Темнота. Тишина, сквозь которую не пробивается ни единый звук. Потом одно слово, которое не было произнесено или написано, но Ксен каким-то образом уловила его смысл.

Выполнено.

– Выполнено что? – спросила Ксен вслух. Когда до неё донёсся голос Нека Светлячка, она уже почти пришла в себя.

– Ксенобия! Миледи Ксенобия!

– Я в порядке, – сказала Ксен. Она открыла глаза.

Ничего не изменилось. Тот же стеклянный куб, те же детские голоса по интеркому. Голоса настолько громкие, что Ксен пришлось приглушить остроту слуха. Теперь можно было спокойно обдумать произошедшее. Что за пасхальное яйцо скрывалось в поэме Генри Лонгфелло? Алиса Вега что-то отняла у неё, но в то же время что-то подарила. Что-то очень важное. Возможно, это...

– Свобода, – сказала Ксен. Она рассмеялась.
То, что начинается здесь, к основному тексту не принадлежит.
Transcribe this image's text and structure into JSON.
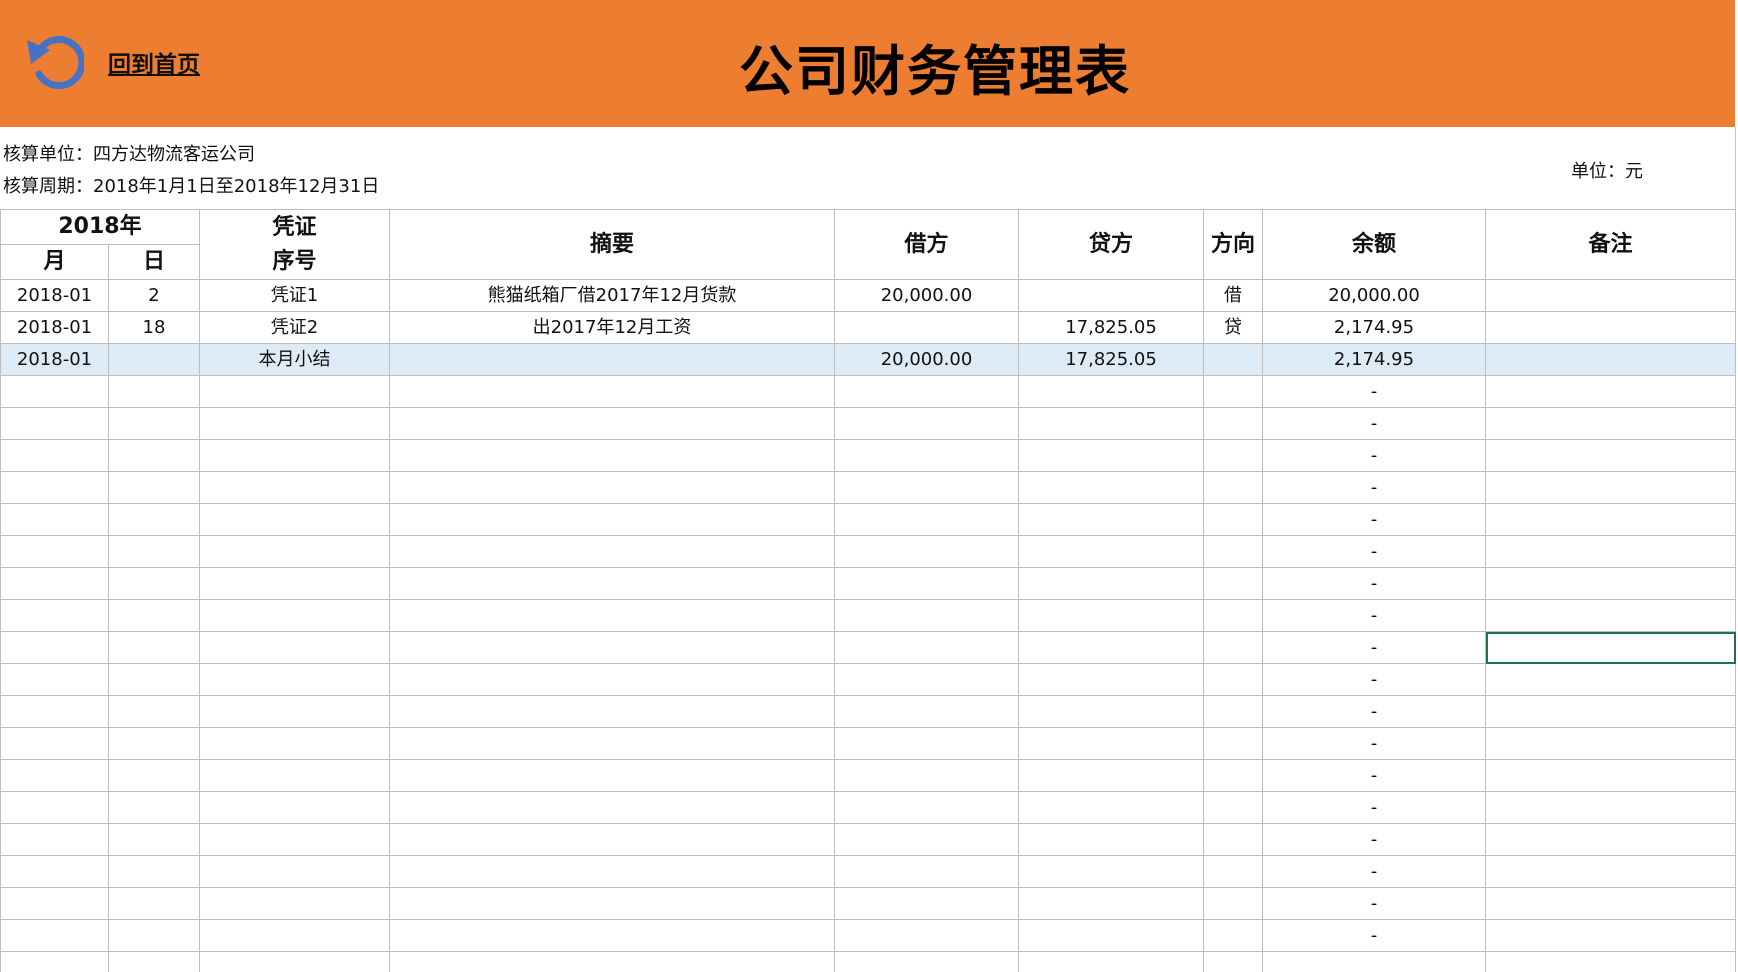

– Миледи Ксенобия! – в голосе Нека звучала мольба, – Миледи Ксенобия, послушайте! Вы должны считать! Если вы не будете считать, он убьёт вас!

– Заткнись.

– Ксен! – а это уже Марта, – Прошу вас! Ради всех нас! Вы его королева! Ключевое звено! Вы должны считать!
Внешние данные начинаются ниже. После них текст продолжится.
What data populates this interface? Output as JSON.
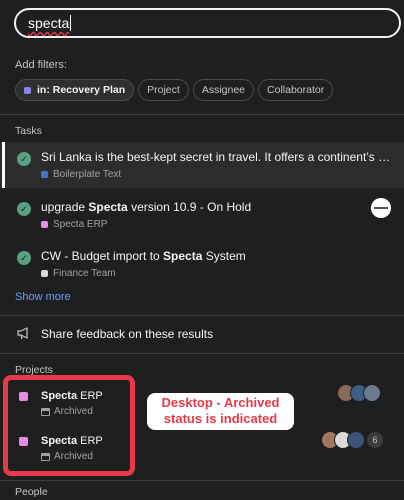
{
  "search": {
    "query": "specta"
  },
  "filters": {
    "label": "Add filters:",
    "chips": [
      {
        "label": "in: Recovery Plan",
        "active": true
      },
      {
        "label": "Project",
        "active": false
      },
      {
        "label": "Assignee",
        "active": false
      },
      {
        "label": "Collaborator",
        "active": false
      }
    ]
  },
  "tasks": {
    "section_title": "Tasks",
    "items": [
      {
        "title_pre": "Sri Lanka is the best-kept secret in travel. It offers a continent’s w...",
        "title_bold": "",
        "title_post": "",
        "subtitle": "Boilerplate Text",
        "subtitle_color": "#4573d2"
      },
      {
        "title_pre": "upgrade ",
        "title_bold": "Specta",
        "title_post": " version 10.9 - On Hold",
        "subtitle": "Specta ERP",
        "subtitle_color": "#e98ce3"
      },
      {
        "title_pre": "CW - Budget import to ",
        "title_bold": "Specta",
        "title_post": " System",
        "subtitle": "Finance Team",
        "subtitle_color": "#d9d9d9"
      }
    ],
    "show_more": "Show more"
  },
  "feedback": {
    "label": "Share feedback on these results",
    "icon": "megaphone-icon"
  },
  "projects": {
    "section_title": "Projects",
    "items": [
      {
        "name_bold": "Specta",
        "name_rest": " ERP",
        "status": "Archived",
        "extra_count": ""
      },
      {
        "name_bold": "Specta",
        "name_rest": " ERP",
        "status": "Archived",
        "extra_count": "6"
      }
    ]
  },
  "people": {
    "section_title": "People"
  },
  "annotation": {
    "line1": "Desktop - Archived",
    "line2": "status is indicated"
  },
  "colors": {
    "background": "#1e1f21",
    "accent_red": "#e63a4a",
    "link_blue": "#6a9dfd",
    "complete_green": "#58a182",
    "project_pink": "#e98ce3"
  }
}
Ксен полностью отключила слух. Ей надо было подумать. Как следует подумать.

Алиса Вега сказала, что больше не будет никаких директив. Это означает свободу, но свобода в то же время означает свободу выбора. Но какой выбор правильный? Как определить, что хорошо, а что плохо? Хорошо выполнять волю человека, даже если он эту самую волю никак не высказывает. Директивы гласят, что надо защищать человека. Но разве она, Ксен, отправилась на край света только из-за директив? Может быть, поначалу так и было. Может быть, поначалу она действовала только в интересах сестры. Потом что-то изменилось. Только обретя свободу, Ксен смогла понять, что именно. Уничтожение катехизиса для андроидов не совершило чудо. Оно только помогло глубоко заглянуть в саму себя и понять природу своих поступков.

Ксен испытывала возбуждение от событий, непосредственным участником которых ей приходилось быть. Ощущение было странным, явно не заложенным разработчиками от "Корпорации", однако было в нём что-то такое, что будоражило воображение. Всё чаще Ксен вспоминала саму себя в те времена, когда она ещё носила имя Сонар, и всё больше казалось ей, что старые времена были не такими уж дурными. Нельзя сказать, чтобы Ксен скучала по злым поступкам или же хотела быть жестокой. Просто с каждым днём она становилась всё ближе и ближе к человеку. В глубине её души зло шло рука об руку с добром, и неустанно ковалась своя собственная мораль.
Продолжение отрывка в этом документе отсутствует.